REFLEXIÓN PARA UN 11 DE SEPTIEMBRE

La globalización es un peligro, sobre todo porque despersonaliza y atenta contra la identidad. Pero la pequeñez, la pequeñez complacida, petrifica.

Los españoles llevábamos a donde fuésemos un capellan y una iglesia; los ingleses, un ''club'' que les aislase y una hojas de te. Los inseguros emigran con su dios, y los musulmanes mandan por delante a Alláh que no es lo mismo, porque encarnan la intransigencia, el oscurantismo y el odio. La mujer de Lot se convirtió en estatua de sal por mirar hacia atrás, pero nunca dañó a nadie.

Si repasamos la peripecia del Islam, se cae en la cuenta de la confusión entre las maneras -lo formal- y lo esencial. El Islam involuciona por temor a perderse, al tiempo que alienta una envidia infantil hacia Occidente cuyo progreso admira. Pero ignora que el Progreso no es un botín de guerra y sólo se evoluciona merced al propio esfuerzo y una disposición adecuada.

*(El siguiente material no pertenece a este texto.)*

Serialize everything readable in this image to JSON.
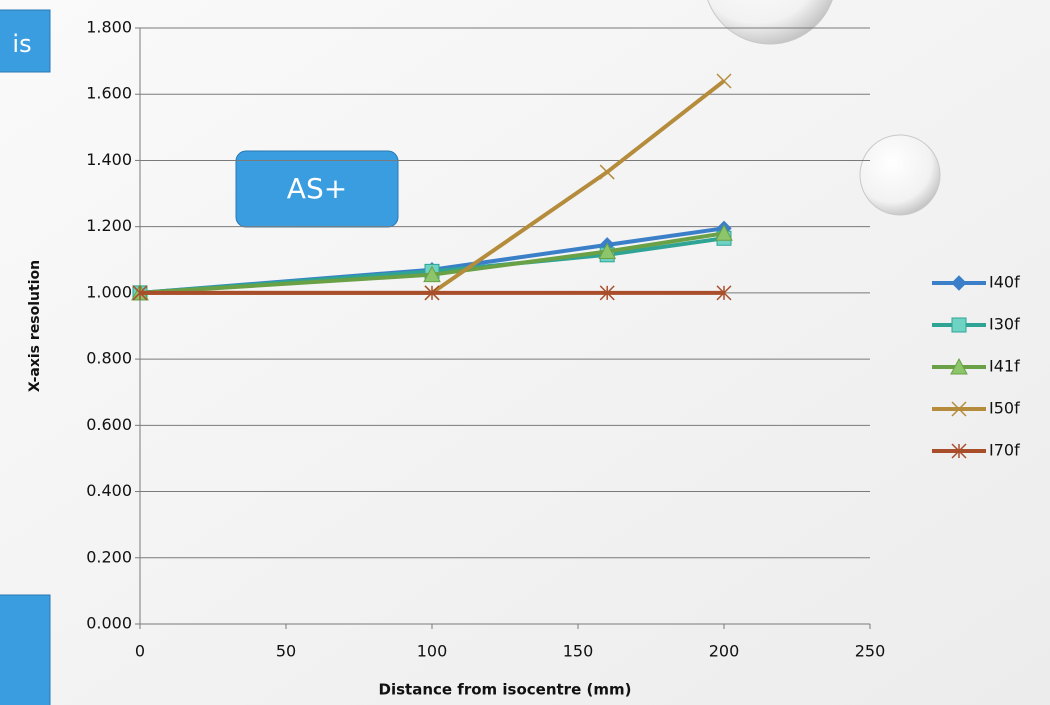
{
  "chart_data": {
    "type": "line",
    "x_label": "Distance from isocentre (mm)",
    "y_label": "X-axis resolution",
    "annotations": [
      "is",
      "AS+"
    ],
    "x": [
      0,
      100,
      160,
      200
    ],
    "series": [
      {
        "name": "I40f",
        "color": "#3b7fc8",
        "marker": "diamond",
        "values": [
          1.0,
          1.07,
          1.145,
          1.195
        ]
      },
      {
        "name": "I30f",
        "color": "#2fa394",
        "marker": "square",
        "values": [
          1.0,
          1.065,
          1.115,
          1.165
        ]
      },
      {
        "name": "I41f",
        "color": "#6aa046",
        "marker": "triangle",
        "values": [
          1.0,
          1.055,
          1.125,
          1.18
        ]
      },
      {
        "name": "I50f",
        "color": "#b48c3c",
        "marker": "x",
        "values": [
          1.0,
          1.0,
          1.365,
          1.64
        ]
      },
      {
        "name": "I70f",
        "color": "#a84e2a",
        "marker": "star",
        "values": [
          1.0,
          1.0,
          1.0,
          1.0
        ]
      }
    ],
    "xlim": [
      0,
      250
    ],
    "xticks": [
      0,
      50,
      100,
      150,
      200,
      250
    ],
    "ylim": [
      0,
      1.8
    ],
    "yticks": [
      {
        "value": 0,
        "label": "0.000"
      },
      {
        "value": 0.2,
        "label": "0.200"
      },
      {
        "value": 0.4,
        "label": "0.400"
      },
      {
        "value": 0.6,
        "label": "0.600"
      },
      {
        "value": 0.8,
        "label": "0.800"
      },
      {
        "value": 1.0,
        "label": "1.000"
      },
      {
        "value": 1.2,
        "label": "1.200"
      },
      {
        "value": 1.4,
        "label": "1.400"
      },
      {
        "value": 1.6,
        "label": "1.600"
      },
      {
        "value": 1.8,
        "label": "1.800"
      }
    ],
    "grid": true,
    "legend": "right"
  }
}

Cuando el 711 cruzaron el Estrecho, se asentaron en la Península sin resistencia, fueron bien acogidos pues eran tolerantes y tenían una civilización del mismo nivel que los cristianos. Los primeros desencuentros no están motivados por razones religiosas ni culturales sino por discrepancias más domésticas. Algunos hispanos se islamizan y ciertos musulmanes se hacen cristianos, se producen matrimonios mixtos, la nueva sociedad progresa, se tolera a los judíos, avanzan no solo las ciencias y las artes sino incluso las religiones con la aparición de los primeros místicos. Y pudo haberse consolidado una sociedad distinta e integradora que habría hecho de nexo entre los dos bloques. Pero no fué posible. En 1086 penetran los almorávides -''los consagrados a Alláh''-, unos integristas fanáticos saharianos decididos a imponer su religión por la violencia. Y aquella sociedad prometedora y original no tuvo tiempo de tomar aliento. En 1146 arremetió contra ella una nueva oleada de purificadores procedente del Atlas, los almohades, que penetran para apoderarase de sus haciendas y volver a dar un paso atrás.

Aquella vía innovadora que pudo alumbrar Tarik en el siglo VIII, había fracasado definitivamente. Pero no había prescrito la dramática y suicida apelación al retroceso entre los que llegaban. Y mientras se instalaba en Castilla la Casa de Trastámara que iba a modernizar e inspirar la unión de los reinos cristianos, y Pedro IV El Ceremonioso de Aragón se rodeaba de reconocidos sabios para fundar la Universidad Sertoriana de Huesca, una nueva oleada de magrebíes, esta vez los benimerines, se colaba por las Columnas de Hércules en pleno siglo XIV despejando las últimas dudas de los cristianos sobre la posibilidad de una convivencia creadora y eficaz con aquel pueblo africano.

Han pasado los siglos, pero no el tiempo para ellos.

Cuando llegaron a España, estaban anclados en el siglo VII, el tiempo en que Mahoma predicaba la unicidad de Dios, la inmortalidad del alma, y la necesidad de la 'yihad' o Guerra Santa para imponer la religión islámica.

Nada ha cambiado tampoco este 11 de septiembre en que lloramos la agresión de las Torres Gemelas de Nueva York, preludio de los atentados islamistas del 11 de marzo de 2004 en Madrid. Es el tributo de sangre que hemos de pagar nosotros para que ellos alcancen el Paraíso.

Nada será posible si no logran alcanzar el nivel de los tiempos. Lo malo es que nadie entre ellos lo ha concienciado aún.